Pablo Aguado acaricia la embestida del sexto toro de Montalvo – EL «VAR» DEL TENDIDO

«¡Huele a torero!», gritaba la afición para romper el silencio maestrante

«Silencio, torea Pablo Aguado». Se lo dijo un jubilado a sus vecinos mientras se encendía un puro kilométrico, un señor que curiosamente había retransmitido el resto de la corrida como una canción en bucle. «Un plasta», murmuró un chaval por lo bajini. Pero cuando el nuevo elegido de Sevilla se plantó a la verónica hasta el más pesado enmudeció. Hubo una de cartel de toros, de hondura descomunal: desde el Guadalquivir hasta el Manzanares, desde el embroque hasta la eternidad. Madrid acogió con los brazos abiertos a la sorpresa abrileña de mayo. Se notó el efecto Aguado en taquilla: más de veinte mil almas se citaron. A la empresa de Las Ventas le vino Dios a ver con el triunfo del hispalense. «Pero Dios no es buen aficionado», recordó un abonado mientras se lidiaba el tercero bis…
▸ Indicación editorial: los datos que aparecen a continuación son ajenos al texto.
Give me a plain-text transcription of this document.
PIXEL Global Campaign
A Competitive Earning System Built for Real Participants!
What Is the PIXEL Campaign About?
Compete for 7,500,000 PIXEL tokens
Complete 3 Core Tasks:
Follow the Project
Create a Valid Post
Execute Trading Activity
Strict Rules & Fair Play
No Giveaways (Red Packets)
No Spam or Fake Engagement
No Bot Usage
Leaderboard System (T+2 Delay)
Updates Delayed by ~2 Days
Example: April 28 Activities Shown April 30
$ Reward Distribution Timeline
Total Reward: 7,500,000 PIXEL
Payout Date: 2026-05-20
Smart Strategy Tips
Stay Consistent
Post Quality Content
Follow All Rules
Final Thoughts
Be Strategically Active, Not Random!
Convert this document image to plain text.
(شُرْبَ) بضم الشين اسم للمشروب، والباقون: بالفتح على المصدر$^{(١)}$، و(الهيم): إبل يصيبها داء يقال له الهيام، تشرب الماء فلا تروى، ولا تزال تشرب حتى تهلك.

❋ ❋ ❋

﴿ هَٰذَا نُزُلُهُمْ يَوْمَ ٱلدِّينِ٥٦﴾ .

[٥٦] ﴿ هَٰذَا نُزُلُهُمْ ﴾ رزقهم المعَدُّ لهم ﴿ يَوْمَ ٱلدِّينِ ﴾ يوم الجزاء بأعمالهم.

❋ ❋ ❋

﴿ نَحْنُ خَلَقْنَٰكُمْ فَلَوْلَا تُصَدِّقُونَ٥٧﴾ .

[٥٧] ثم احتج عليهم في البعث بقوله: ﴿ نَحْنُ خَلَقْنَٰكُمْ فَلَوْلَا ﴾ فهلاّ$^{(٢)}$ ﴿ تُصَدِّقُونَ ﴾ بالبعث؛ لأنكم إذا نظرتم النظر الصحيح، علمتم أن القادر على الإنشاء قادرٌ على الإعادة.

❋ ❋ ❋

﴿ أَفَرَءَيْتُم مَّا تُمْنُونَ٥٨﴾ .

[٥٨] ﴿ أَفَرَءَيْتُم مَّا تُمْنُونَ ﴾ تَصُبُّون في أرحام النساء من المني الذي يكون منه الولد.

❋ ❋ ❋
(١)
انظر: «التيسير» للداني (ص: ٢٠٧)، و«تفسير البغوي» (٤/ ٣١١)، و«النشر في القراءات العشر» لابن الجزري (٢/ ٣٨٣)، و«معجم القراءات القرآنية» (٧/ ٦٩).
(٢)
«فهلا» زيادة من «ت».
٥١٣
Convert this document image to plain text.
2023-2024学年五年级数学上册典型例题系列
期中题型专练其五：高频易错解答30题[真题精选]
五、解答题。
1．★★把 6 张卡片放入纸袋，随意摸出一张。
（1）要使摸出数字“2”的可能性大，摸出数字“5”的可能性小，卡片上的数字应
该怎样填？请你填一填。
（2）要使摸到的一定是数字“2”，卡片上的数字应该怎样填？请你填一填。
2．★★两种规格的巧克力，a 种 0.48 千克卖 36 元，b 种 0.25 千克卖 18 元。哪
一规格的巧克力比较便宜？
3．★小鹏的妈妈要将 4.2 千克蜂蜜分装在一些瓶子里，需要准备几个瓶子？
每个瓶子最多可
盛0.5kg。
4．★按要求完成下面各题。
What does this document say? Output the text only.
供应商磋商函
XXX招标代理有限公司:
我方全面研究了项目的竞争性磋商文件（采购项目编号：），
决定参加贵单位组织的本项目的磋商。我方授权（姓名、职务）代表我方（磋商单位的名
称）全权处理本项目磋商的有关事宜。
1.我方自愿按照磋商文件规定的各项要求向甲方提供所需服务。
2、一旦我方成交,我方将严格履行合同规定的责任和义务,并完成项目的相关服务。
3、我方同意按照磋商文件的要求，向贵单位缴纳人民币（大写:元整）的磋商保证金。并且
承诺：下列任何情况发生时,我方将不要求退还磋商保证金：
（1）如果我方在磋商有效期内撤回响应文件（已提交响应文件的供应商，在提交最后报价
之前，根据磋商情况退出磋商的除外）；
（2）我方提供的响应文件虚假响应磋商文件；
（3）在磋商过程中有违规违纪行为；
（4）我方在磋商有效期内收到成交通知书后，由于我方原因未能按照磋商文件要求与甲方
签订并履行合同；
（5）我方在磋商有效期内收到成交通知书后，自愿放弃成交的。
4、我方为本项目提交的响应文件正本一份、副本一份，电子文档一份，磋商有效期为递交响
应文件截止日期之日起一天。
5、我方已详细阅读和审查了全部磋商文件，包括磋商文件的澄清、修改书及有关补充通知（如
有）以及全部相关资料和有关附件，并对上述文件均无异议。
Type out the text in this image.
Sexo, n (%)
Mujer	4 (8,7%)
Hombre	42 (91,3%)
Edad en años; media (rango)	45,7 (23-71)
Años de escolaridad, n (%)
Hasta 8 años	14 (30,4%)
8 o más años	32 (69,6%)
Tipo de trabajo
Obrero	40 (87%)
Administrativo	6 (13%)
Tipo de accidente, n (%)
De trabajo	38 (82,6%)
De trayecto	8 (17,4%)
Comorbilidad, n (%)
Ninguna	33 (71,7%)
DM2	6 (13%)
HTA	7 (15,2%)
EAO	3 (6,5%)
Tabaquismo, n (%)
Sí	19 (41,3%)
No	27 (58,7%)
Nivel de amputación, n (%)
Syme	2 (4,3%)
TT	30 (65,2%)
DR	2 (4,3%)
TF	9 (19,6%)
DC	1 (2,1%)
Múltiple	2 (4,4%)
Aquel sobrero de Algarra lo cogió con una violencia tremenda: «Travieso», que así se llamaba el remiendo, era Canelo Álvarez (pero con mal estilo) queriendo noquear a Rocky Fielding. Dramática la voltereta, con el corazón de los tendidos encogido. El pitón se introdujo en el glúteo derecho: un boquete lo anunciaba en el sangriento terno, pero por fortuna todo quedó en un puntazo corrido. Un milagro del Jesús del Gran Poder en la casa de la Virgen de la Paloma. Como minutos antes, cuando sintió un crujido en la rodilla. Aguado tiró de corazón, pero lo grande vino en el sexto, un toro medio (vulgar), con el que la clase la puso Aguado. «¡Aquí huele a torero!», gritaron varias veces mientras dibujaba la naturalidad al natural. En el recuerdo: Antonio Bienvenida. Los viejos se frotaban los ojos y dos con una ramita decían que era «lo más parecido a Curro que se ha visto últimamente». Palabras mayores en una catedral de silencio maestrante que sintió aquella sencillez de lo clásico, de lo profundo sin «gachetobrazos», del aroma a tabaco y Chanel que nacía en ese andar al toro y en cada muletazo. Medido y lentificado, con un cambio de mano y una trincherilla que aún duran… Manuel y Santiago se guardaron el romero maldiciendo la espada: «¿Cómo se puede torear tan bien y matar tan mal? ¡No nos hagas esto!» Su mosqueo era más grande que el del torero, despedido con una ovación de gala: Madrid había visto torear.

«Enviado» fue el toro de la corrida, con una embestida casi deliciosa por el pitón izquierdo. Qué manera de humillar, qué calidad. Luis David Adame le había cuajado un racimo de verónicas que ya quisieran muchos, pero el mexicano no tiene el sello de artista y no se le cantó igual. Hubo dos extraordinarias. Escrito queda, como dicho queda en estas páginas y en el sentir general que no cuajó al excepcional montalvo. Hubo naturales despaciosos, con una gran serie, pero el conjunto no trepó lo suficiente. El «VAR» de los aficionados lo explicaba así: «Torea fuera de cacho y no se la deja puesta de verdad, se le va un gran toro». Un mexicano se enzarzó en una discusión con dos de Toledo: «Ha toreado muy bien, así torean otros y se callan». En parte, no le faltaba razón… La cuestión es que el presidente no consideró la petición: «Hay que pedir la oreja con el pañuelo y no a voces», indicó un espectador.

Sí había cortado un merecido galardón Ginés Marín, crecido como en su tarde en Olivenza, dispuestísimo con un toro de andarina movilidad y que por momentos se acostaba. El extremeño hizo frente a la embestida y a Eolo, que volvió a colarse como una inoportuna visita. No le importó al torero, que le bajó la mano y regó de notables muletazos la arena. Hubo un pase de pecho majestuoso: «Me ha recordado a una foto de Manolete», dijo Juan José mientras la buscaba en su cartera. De mérito las bernadinas finales, cambiándole el viaje, como broche a la emoción de su entregada labor. Dio la vuelta al ruedo con media sonrisa. La otra media se hallaba en el cuarto, pero con el manso no pudo ser. Solo el nombre asustaba: «Pocapena».